Ahead of a trip to Turkey on Tuesday, UNRWA's Commissioner-General Pierre Krahenbuhl voiced hope his meetings with Turkish officials and development agencies could open up new opportunities for partnership, especially before Turkey takes a key role as Vice-Chair of the agency's Advisory Commission next year.
"Turkey has been supportive of UNRWA activities, in particular through a mix of food assistance and cash support to our organization but we’re very keen to see what other opportunities there would be and would exist in the future," Krahenbuhl said.
“I’m very keen to look at areas of mutual interest in education but I know that historically there has been a strong focus on Gaza and the tension there, so if we can expand further the areas of cooperation in that regard, that would be very welcome,” he said.
UNRWA works with more than five million Palestinian refugees across the occupied Palestinian territories, Jordan, Syria and Lebanon but has struggled with funding instability, almost leading to the start of the school year being delayed last year, with an expected $115 million funding shortfall next year.
With much of world attention focused on other crises in the Middle East, Krahenbuhl said UNRWA has had to work to raise awareness about Palestinian refugees to ensure they do not fall off the international agenda at a time when many in Syria and the blockaded Gaza Strip remain especially vulnerable.
“This is certainly an area where I’m very interested to have Turkey’s voice heard in these debates,” he said.
"For me, it’s just important that the historic support and focus that Turkey has on the issue of Palestine and Palestinian refugees remains.
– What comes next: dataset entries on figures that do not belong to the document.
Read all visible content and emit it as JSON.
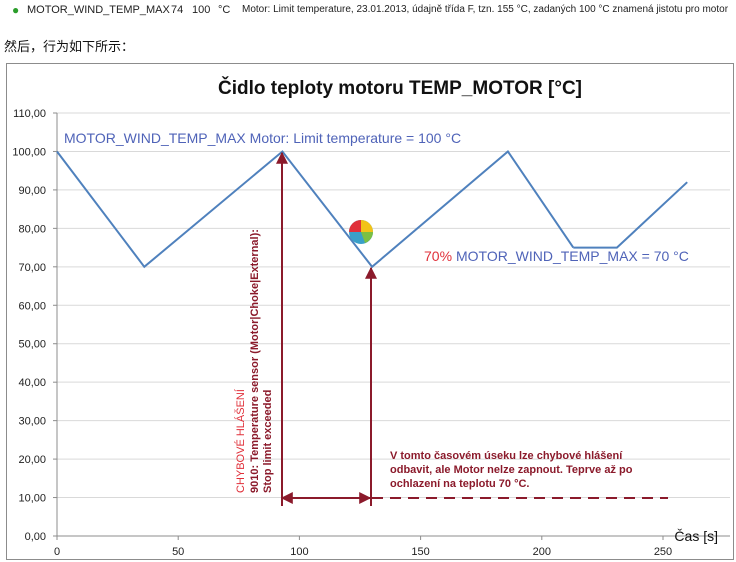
{
  "parameter_row": {
    "icon": "green-dot-icon",
    "name": "MOTOR_WIND_TEMP_MAX",
    "id": "74",
    "value": "100",
    "unit": "°C",
    "description": "Motor: Limit temperature, 23.01.2013, údajně třída F, tzn. 155 °C, zadaných 100 °C znamená jistotu pro motor"
  },
  "intro_text": "然后，行为如下所示：",
  "colors": {
    "series": "#4f81bd",
    "annotation": "#8b1a2b",
    "highlight_red": "#e0303a",
    "axis": "#8c8c8c",
    "grid": "#d9d9d9"
  },
  "chart_data": {
    "type": "line",
    "title": "Čidlo teploty motoru TEMP_MOTOR [°C]",
    "xlabel": "Čas [s]",
    "ylabel": "",
    "xlim": [
      0,
      260
    ],
    "ylim": [
      0,
      110
    ],
    "x_ticks": [
      "0",
      "50",
      "100",
      "150",
      "200",
      "250"
    ],
    "y_ticks": [
      "0,00",
      "10,00",
      "20,00",
      "30,00",
      "40,00",
      "50,00",
      "60,00",
      "70,00",
      "80,00",
      "90,00",
      "100,00",
      "110,00"
    ],
    "grid": "horizontal",
    "series": [
      {
        "values_x": [
          0,
          36,
          93,
          130,
          186,
          213,
          231,
          260
        ],
        "values_y": [
          100,
          70,
          100,
          70,
          100,
          75,
          75,
          92
        ],
        "gap_after_index": 4
      }
    ],
    "annotations": {
      "max_line": "MOTOR_WIND_TEMP_MAX Motor: Limit temperature = 100 °C",
      "pct_value": "70%",
      "pct_line": "MOTOR_WIND_TEMP_MAX = 70 °C",
      "error_title": "CHYBOVÉ HLÁŠENÍ",
      "error_line1": "9010: Temperature sensor (Motor|Choke|External):",
      "error_line2": "Stop limit exceeded",
      "note_line1": "V tomto časovém úseku lze chybové hlášení",
      "note_line2": "odbavit, ale Motor nelze zapnout. Teprve až po",
      "note_line3": "ochlazení na teplotu 70 °C."
    }
  }
}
And I think from everything that I’m seeing in the preparation of this visit, the signs are very strong in the regard,” said Krahenbuhl, who will also brief Turkish officials on UNRWA's work with Palestinian refugees during his trip.
At a meeting of UNRWA's Advisory Commission in Amman last week, Krahenbuhl warned the Khan Eshieh refugee camp near Damascus risked becoming the "next Yarmouk", referring to another camp that has been besieged for long periods since 2013.
He said the same patterns of fighting between armed groups and government forces inside the camp reflected the situation in Yarmouk that created a humanitarian crisis for its residents, who ended up being cut off from UNRWA services and food supplies.
Last week, UNRWA staff member Husein Ali Muhsen, 52, was killed in Khan Eshieh when an airstrike hit a mosque during morning prayers.
"[The recent violence] gives the indications of the risks that you have when hostilities increase and civilians are caught up in the middle of it," he said.
"[It is] very difficult for them to leave and we always call for all parties to actually respect civilians in that context but we see this pattern that is very similar to some of the aspects that we saw in Yarmouk. When you think of how many were displaced and lost their lives in Yarmouk, it is a very big worry there in Khan Eshieh.”
While UNRWA has managed to continue to operate many of its services, including schools, despite often restricted access to areas like Khan Eshieh or Yarmouk, Krahenbuhl said the war is deepening the trauma for young generations of Palestinian refugees.
“These are people who have now lived as yet another generation of Palestine refugees the trauma of displacement and loss. And that already sits so deep in the community in terms of its history – the loss of the homes in Palestine historically and having fled to Syria and the time," he said.
"And the younger generation used to hear their parents and grandparents speak about what happened in '48 and '67, now experience their own trauma in multiple ways."